I will ask again. Has anyone explained the genetics behind the black bone phenotype? I am not going to read through all the pages, I looked at the first page and this only deals with origins and not the genetics of the trait.
Tim
Sigrid Van Dort has,
Genetics of the Chicken Extremes, page 102 to 107 deals with both Fm, id"+", and the e-series the birds are based upon. Blackness (eumelanin) not just in the bone, but organs like skin, lungs, blood vessels, muscles, tendons, air sacs and nerves. She mentions no studies done yet on how genetics like lavender, barring/cuckoo, gold dilution, and mottled affect how black pigmented the birds are (dilutions and full stop of pigmentation so "white" no pigmented portions).
Which black and if there is a sheen depends on which s-series and hints abound that wild type autosomal red plays a part too. Melanotic and other extenders of black (aka recessive blacks) play a part also. Wheaten sucks if you want a self-black.
I have had communications with Dr. Roy Crawford (regarding my Booted Bantams having dark shanks), August 4, 2008 where he mentioned I was dealing with recessive white in conjunction with the Id locus...

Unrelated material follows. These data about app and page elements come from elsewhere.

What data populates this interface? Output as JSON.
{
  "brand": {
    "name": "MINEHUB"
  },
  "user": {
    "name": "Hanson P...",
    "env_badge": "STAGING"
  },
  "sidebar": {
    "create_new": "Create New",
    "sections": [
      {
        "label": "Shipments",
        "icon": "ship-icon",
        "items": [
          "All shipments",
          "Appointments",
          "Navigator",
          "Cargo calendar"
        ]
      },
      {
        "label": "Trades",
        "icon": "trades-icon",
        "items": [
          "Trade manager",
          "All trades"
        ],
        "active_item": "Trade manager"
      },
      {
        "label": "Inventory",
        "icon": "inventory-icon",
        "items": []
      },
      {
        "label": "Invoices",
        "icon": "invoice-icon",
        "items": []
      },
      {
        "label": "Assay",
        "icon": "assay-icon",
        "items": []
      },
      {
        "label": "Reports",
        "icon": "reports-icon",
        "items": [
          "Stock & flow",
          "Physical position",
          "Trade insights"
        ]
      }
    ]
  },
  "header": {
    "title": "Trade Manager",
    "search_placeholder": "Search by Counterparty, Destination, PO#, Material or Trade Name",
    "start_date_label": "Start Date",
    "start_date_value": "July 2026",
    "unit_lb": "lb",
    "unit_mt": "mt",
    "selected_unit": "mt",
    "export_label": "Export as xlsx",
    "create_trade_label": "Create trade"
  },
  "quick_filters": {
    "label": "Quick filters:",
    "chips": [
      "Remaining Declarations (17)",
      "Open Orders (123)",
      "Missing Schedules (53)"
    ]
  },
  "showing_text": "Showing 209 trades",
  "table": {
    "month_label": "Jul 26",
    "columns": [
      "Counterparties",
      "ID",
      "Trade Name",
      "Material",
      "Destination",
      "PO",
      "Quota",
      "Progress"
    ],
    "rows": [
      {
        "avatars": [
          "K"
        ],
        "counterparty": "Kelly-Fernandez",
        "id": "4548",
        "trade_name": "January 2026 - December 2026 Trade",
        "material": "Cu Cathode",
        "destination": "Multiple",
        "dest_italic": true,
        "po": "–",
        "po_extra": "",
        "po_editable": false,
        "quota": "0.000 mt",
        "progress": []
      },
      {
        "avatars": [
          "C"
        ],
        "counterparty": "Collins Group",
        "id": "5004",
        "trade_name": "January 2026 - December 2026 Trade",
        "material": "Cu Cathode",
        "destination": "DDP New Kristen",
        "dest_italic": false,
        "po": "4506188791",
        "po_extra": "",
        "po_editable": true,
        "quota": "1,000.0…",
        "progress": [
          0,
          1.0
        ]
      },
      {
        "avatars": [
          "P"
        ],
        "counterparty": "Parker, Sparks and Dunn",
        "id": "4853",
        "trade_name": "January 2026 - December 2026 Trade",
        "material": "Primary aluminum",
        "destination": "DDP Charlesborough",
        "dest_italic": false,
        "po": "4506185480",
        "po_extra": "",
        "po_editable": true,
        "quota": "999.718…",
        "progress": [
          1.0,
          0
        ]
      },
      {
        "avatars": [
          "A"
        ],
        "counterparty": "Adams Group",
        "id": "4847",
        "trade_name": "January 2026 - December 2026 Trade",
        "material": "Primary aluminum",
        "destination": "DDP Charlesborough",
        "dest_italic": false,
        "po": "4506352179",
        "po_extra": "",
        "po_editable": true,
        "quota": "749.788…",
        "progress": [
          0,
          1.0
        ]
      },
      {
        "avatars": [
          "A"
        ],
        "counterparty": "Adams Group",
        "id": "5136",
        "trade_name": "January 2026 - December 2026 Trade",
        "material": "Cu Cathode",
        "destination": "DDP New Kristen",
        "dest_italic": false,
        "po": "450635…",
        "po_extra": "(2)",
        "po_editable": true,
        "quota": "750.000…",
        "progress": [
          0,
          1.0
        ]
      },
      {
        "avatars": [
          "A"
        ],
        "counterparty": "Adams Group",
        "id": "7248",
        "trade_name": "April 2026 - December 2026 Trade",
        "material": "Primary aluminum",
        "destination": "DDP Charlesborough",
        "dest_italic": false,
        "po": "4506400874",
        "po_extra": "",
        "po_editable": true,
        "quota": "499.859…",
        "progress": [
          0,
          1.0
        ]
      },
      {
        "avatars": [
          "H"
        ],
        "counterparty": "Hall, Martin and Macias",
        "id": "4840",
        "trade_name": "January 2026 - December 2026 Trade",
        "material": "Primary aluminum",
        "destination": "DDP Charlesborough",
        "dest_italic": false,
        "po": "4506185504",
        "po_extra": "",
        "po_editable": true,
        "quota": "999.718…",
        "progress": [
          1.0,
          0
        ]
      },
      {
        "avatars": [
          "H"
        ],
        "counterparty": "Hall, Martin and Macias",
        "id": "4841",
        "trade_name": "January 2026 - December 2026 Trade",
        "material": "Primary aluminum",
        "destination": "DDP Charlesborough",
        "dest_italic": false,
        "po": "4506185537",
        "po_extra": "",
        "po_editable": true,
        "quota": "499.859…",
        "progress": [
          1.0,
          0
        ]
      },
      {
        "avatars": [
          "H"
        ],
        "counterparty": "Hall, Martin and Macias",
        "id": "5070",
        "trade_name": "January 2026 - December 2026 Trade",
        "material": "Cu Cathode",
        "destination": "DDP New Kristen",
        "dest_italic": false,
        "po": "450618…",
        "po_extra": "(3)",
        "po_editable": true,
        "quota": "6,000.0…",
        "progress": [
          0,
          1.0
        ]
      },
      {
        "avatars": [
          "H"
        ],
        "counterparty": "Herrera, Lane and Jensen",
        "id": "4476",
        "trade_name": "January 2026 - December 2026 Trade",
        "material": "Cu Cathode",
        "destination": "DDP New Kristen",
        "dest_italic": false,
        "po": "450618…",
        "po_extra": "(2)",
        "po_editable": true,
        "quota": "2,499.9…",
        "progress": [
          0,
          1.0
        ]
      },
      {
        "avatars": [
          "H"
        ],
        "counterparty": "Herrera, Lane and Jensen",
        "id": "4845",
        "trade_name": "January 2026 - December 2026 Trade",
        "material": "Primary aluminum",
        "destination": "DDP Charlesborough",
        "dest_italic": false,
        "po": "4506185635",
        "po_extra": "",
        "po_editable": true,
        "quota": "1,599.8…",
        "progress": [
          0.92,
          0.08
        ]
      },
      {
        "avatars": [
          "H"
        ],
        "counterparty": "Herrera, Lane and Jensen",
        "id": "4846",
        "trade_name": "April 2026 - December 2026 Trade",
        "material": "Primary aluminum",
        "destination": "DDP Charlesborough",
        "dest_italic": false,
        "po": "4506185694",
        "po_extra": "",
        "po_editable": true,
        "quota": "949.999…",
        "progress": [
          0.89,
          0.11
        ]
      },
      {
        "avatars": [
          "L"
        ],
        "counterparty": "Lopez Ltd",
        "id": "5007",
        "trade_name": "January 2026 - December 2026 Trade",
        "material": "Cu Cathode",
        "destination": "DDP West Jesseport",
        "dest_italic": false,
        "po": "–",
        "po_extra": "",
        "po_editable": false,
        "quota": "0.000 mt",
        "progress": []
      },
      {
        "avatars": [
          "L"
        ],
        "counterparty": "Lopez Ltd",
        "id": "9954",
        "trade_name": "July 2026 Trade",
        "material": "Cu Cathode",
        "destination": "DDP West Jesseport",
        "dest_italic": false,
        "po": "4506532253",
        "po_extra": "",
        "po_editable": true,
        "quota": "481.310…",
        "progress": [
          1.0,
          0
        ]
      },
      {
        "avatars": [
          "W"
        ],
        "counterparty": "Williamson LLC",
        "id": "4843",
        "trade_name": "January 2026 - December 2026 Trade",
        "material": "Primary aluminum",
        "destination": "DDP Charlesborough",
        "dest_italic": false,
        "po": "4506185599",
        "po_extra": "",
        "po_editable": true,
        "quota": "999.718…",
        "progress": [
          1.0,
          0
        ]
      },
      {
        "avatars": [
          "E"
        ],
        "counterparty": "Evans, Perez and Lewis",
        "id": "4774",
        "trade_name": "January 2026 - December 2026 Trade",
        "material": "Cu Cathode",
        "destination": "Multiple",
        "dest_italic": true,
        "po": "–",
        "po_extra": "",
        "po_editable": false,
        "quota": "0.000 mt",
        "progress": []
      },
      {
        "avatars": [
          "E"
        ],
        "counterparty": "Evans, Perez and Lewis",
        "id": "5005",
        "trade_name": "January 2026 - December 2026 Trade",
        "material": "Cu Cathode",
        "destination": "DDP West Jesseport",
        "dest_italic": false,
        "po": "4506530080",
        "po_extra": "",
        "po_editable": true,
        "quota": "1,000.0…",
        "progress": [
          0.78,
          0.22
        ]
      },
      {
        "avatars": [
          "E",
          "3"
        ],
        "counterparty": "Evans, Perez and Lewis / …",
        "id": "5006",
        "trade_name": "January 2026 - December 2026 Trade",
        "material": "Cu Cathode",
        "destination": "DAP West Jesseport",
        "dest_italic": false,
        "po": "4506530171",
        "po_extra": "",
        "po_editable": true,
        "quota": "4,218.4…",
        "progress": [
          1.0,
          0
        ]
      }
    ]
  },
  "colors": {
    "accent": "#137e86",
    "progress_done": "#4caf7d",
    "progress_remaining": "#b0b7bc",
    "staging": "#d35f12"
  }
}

The various shank colors - white, blue, black in the presence of white skin (W) - and the series yellow, green, black due to presence of yellow skin (w) - are mostly all due to variants at the Id locus, which is sex-linked and can be used for autosexing. If this is so, then your day-olds with blue/black shanks could well be females. but you would have to know shank coloration of parents to be sure and to set up sex-linked matings accordingly. Your situation probably does not involve the blue-black pigmentation (fibromelanosis) of Silkies which colors the skin over the body and some of the internal organs.